Milne then published another verse collection in 1927, "Now We Are Six", in which Pooh was also featured before ending it all with the final book - this one - "The House at Pooh Corner" published in 1928. All the first editions were published by Methuen in London. This final book introduced Tigger but it is the ending,in its quaint Frostian charm, that is particularly memorable : Christopher was rumoured to be leaving, and Eeyore wrote a poem about it that Pooh took to Christopher. They then had a conversation of what they like doing best. Pooh made two astute and philosophical comments, the first on his love for the hours before the hour, and the second on what it means to be faithful even at the risk of being forgotten. Christopher was clearly coming of age with a boy's will to do "nothing". He was ready to venture into the world unknown, whose vastness he should steal away. He knew he was losing the callow innocence and yet he was reluctant to put Pooh and all his friends at the Hundred Acres Forest behind. As he began the metamorphosis, Christopher wistfully sought assurance of his place in this childhood haven by imploring Pooh to never forget him, even though he wasn't sure if he would ever return again. That's Christopher's lament, and Pooh's as well, but Pooh was probably too simple minded to appreciate that.

It's beautiful, and now I have to hunt down the other three preceding Pooh first editions. Bother!

This is the first edition first printing copy with a first state dust jacket showing the correct price of "7/6 NET" on the spine (I believe it means 7 shillings 6 pence, or 37.5 pence in today's UK currency system. Before 1971, 12 pences made one shilling and 20 shillings made one pound). The  dust jacket constitutes a huge premium and it is important to identify the first state dust jacket. The identification point is on the back flap, where "179th Thousand" should be indicated below "When We Were Very Young". Dust jackets with a number greater than 179 are later states (I've seen 189th's advertised as first state). The book is bound in salmon-pink clothed board with gilt on spin and gilt framed illustration of Christopher, Pooh, and Piglet on the front board, and the top edge is gilt.

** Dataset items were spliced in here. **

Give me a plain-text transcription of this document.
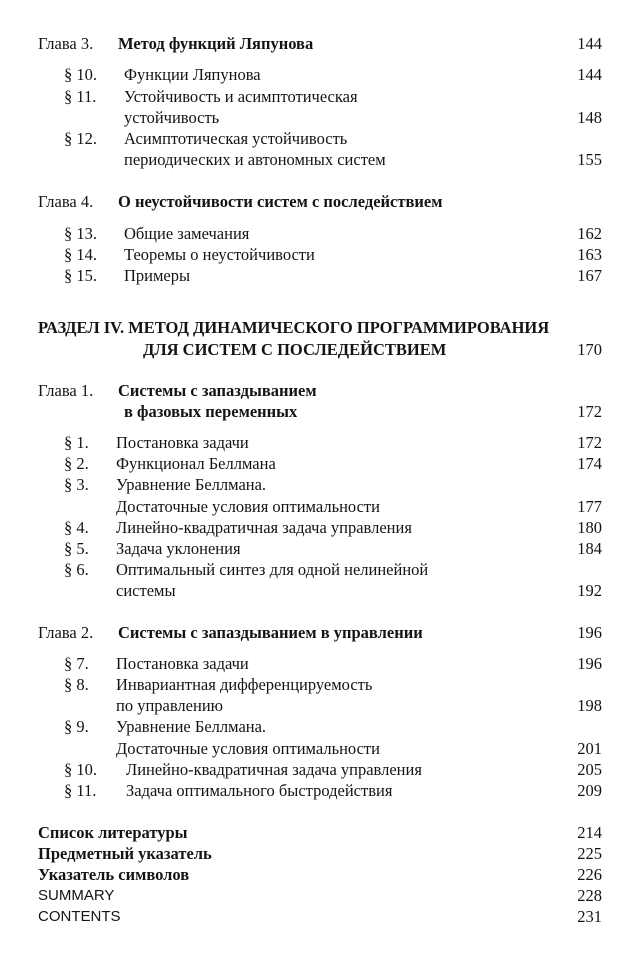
Глава 3. Метод функций Ляпунова	144
§ 10. Функции Ляпунова	144
§ 11. Устойчивость и асимптотическая
устойчивость	148
§ 12. Асимптотическая устойчивость
периодических и автономных систем	155
Глава 4. О неустойчивости систем с последействием
§ 13. Общие замечания	162
§ 14. Теоремы о неустойчивости	163
§ 15. Примеры	167
РАЗДЕЛ IV. МЕТОД ДИНАМИЧЕСКОГО ПРОГРАММИРОВАНИЯ
ДЛЯ СИСТЕМ С ПОСЛЕДЕЙСТВИЕМ	170
Глава 1. Системы с запаздыванием
в фазовых переменных	172
§ 1. Постановка задачи	172
§ 2. Функционал Беллмана	174
§ 3. Уравнение Беллмана.
Достаточные условия оптимальности	177
§ 4. Линейно-квадратичная задача управления	180
§ 5. Задача уклонения	184
§ 6. Оптимальный синтез для одной нелинейной
системы	192
Глава 2. Системы с запаздыванием в управлении	196
§ 7. Постановка задачи	196
§ 8. Инвариантная дифференцируемость
по управлению	198
§ 9. Уравнение Беллмана.
Достаточные условия оптимальности	201
§ 10. Линейно-квадратичная задача управления	205
§ 11. Задача оптимального быстродействия	209
Список литературы	214
Предметный указатель	225
Указатель символов	226
SUMMARY	228
CONTENTS	231
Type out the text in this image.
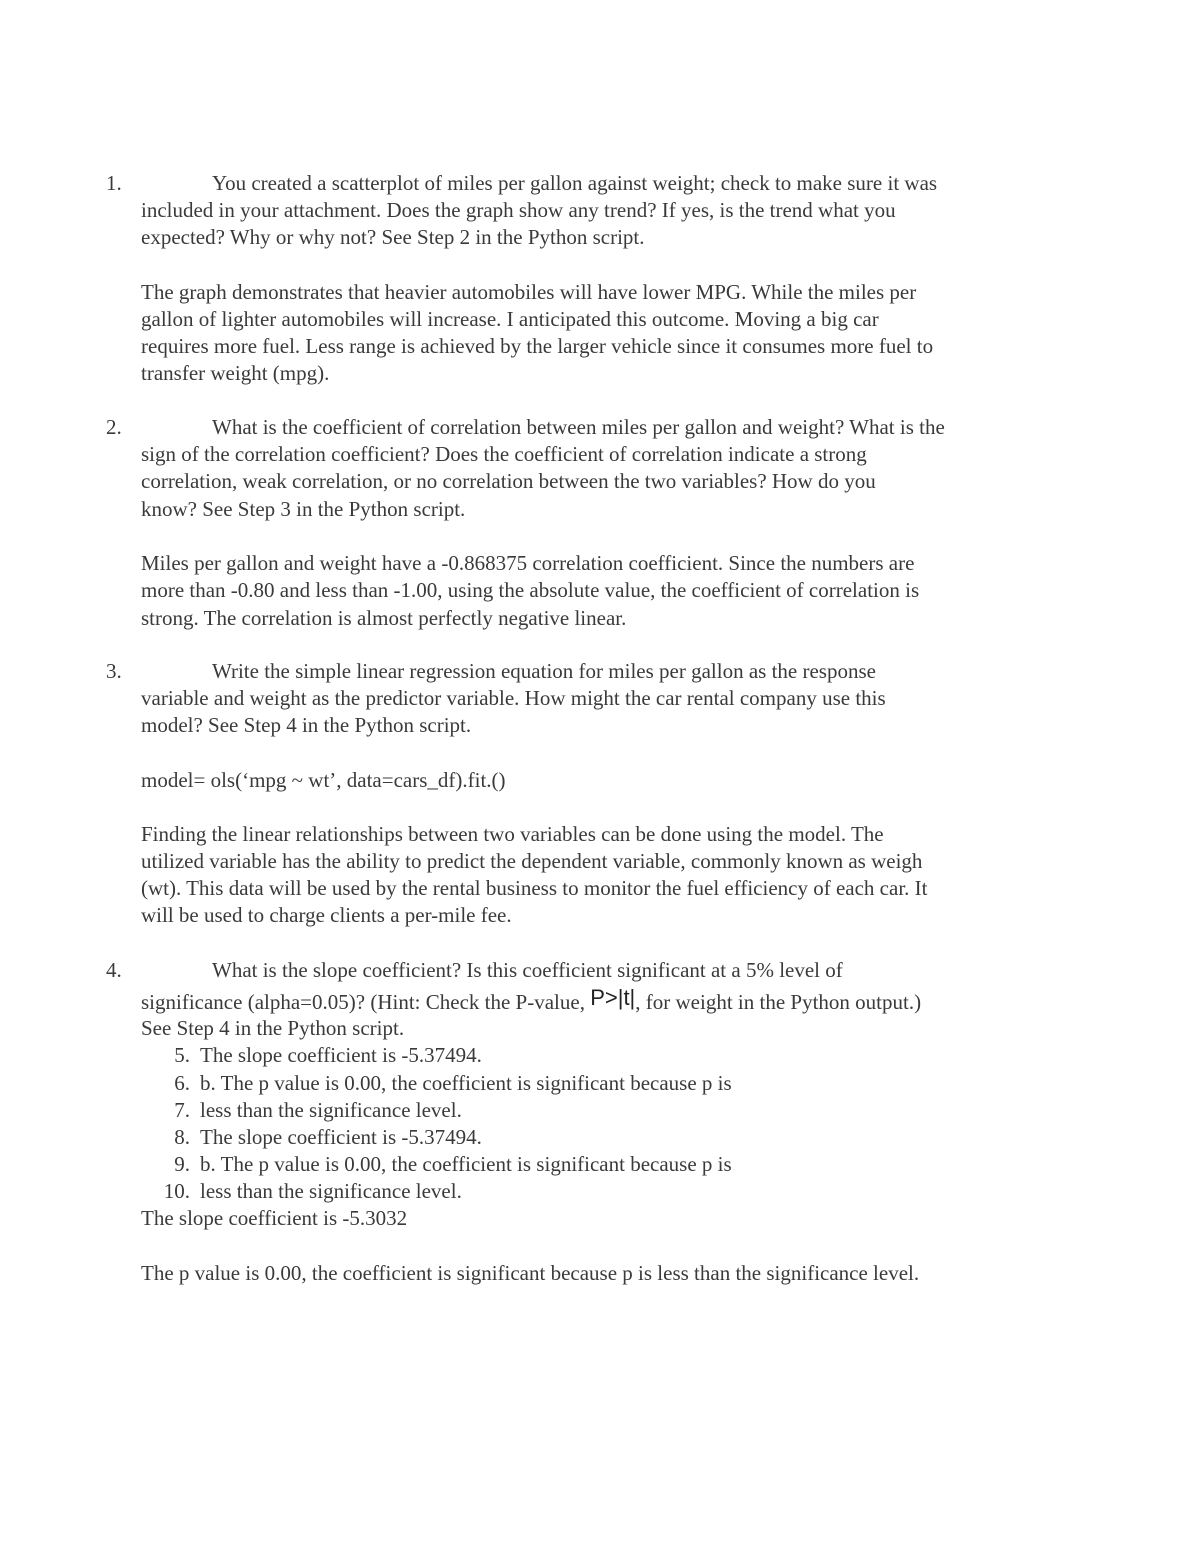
1.	You created a scatterplot of miles per gallon against weight; check to make sure it was
included in your attachment. Does the graph show any trend? If yes, is the trend what you
expected? Why or why not? See Step 2 in the Python script.
The graph demonstrates that heavier automobiles will have lower MPG. While the miles per
gallon of lighter automobiles will increase. I anticipated this outcome. Moving a big car
requires more fuel. Less range is achieved by the larger vehicle since it consumes more fuel to
transfer weight (mpg).
2.	What is the coefficient of correlation between miles per gallon and weight? What is the
sign of the correlation coefficient? Does the coefficient of correlation indicate a strong
correlation, weak correlation, or no correlation between the two variables? How do you
know? See Step 3 in the Python script.
Miles per gallon and weight have a -0.868375 correlation coefficient. Since the numbers are
more than -0.80 and less than -1.00, using the absolute value, the coefficient of correlation is
strong. The correlation is almost perfectly negative linear.
3.	Write the simple linear regression equation for miles per gallon as the response
variable and weight as the predictor variable. How might the car rental company use this
model? See Step 4 in the Python script.
model= ols(‘mpg ~ wt’, data=cars_df).fit.()
Finding the linear relationships between two variables can be done using the model. The
utilized variable has the ability to predict the dependent variable, commonly known as weigh
(wt). This data will be used by the rental business to monitor the fuel efficiency of each car. It
will be used to charge clients a per-mile fee.
4.	What is the slope coefficient? Is this coefficient significant at a 5% level of
significance (alpha=0.05)? (Hint: Check the P-value, P>|t|, for weight in the Python output.)
See Step 4 in the Python script.
5. The slope coefficient is -5.37494.
6. b. The p value is 0.00, the coefficient is significant because p is
7. less than the significance level.
8. The slope coefficient is -5.37494.
9. b. The p value is 0.00, the coefficient is significant because p is
10. less than the significance level.
The slope coefficient is -5.3032
The p value is 0.00, the coefficient is significant because p is less than the significance level.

The copyright page should state "First Published in 1928"  with no additional printings.

This book is somewhat rare and a VG copy with a first state dust jacket can be purchased from eBay or Abebooks at $1,000 and above. A VG first edition copy without dust jacket sells for $350 upwards. Note that some sellers advertise a first edition book and with later state dust jacket and pass it off as first edition. The true first edition should have the first state dust jacket. The 75,000 first printing size refers to the trade edition, likely inclusive of the leather variant as well, and is based on the catalogue information from Sotheby's (see last pic).

This is a VG+ copy with a VG dust jacket that suffers from minor chippings at spine top and crease edges, four closed tears, and very mild sunning on spine. The book is NF with bright gilt on board and top edge, tight in binding, and no internal marking but for a short pencil notation.

There are three other versions of this first edition. Along with this standard trade edition sold at 7/6, there is a deluxe leather version sold at 10/6 that comes in a box and glassine cover but no dust jacket. This now sells for $1,000 to $2,500 depending on condition and whether the original box and glassine are present. Then there are two versions of the signed limited editions. The more common one is a 350-copy version, issued with different dust jacket and binding, that were numbered and signed by both Milne and Shepard. A VG copy without dust jacket sells for $3,500 upwards, and the dust jacket adds premium of $1,000 upwards depending on condition. The less common one is a 20-copy deluxe signed edition on Japanese vellum. This is extremely rare is will likely sell upwards of $10,000.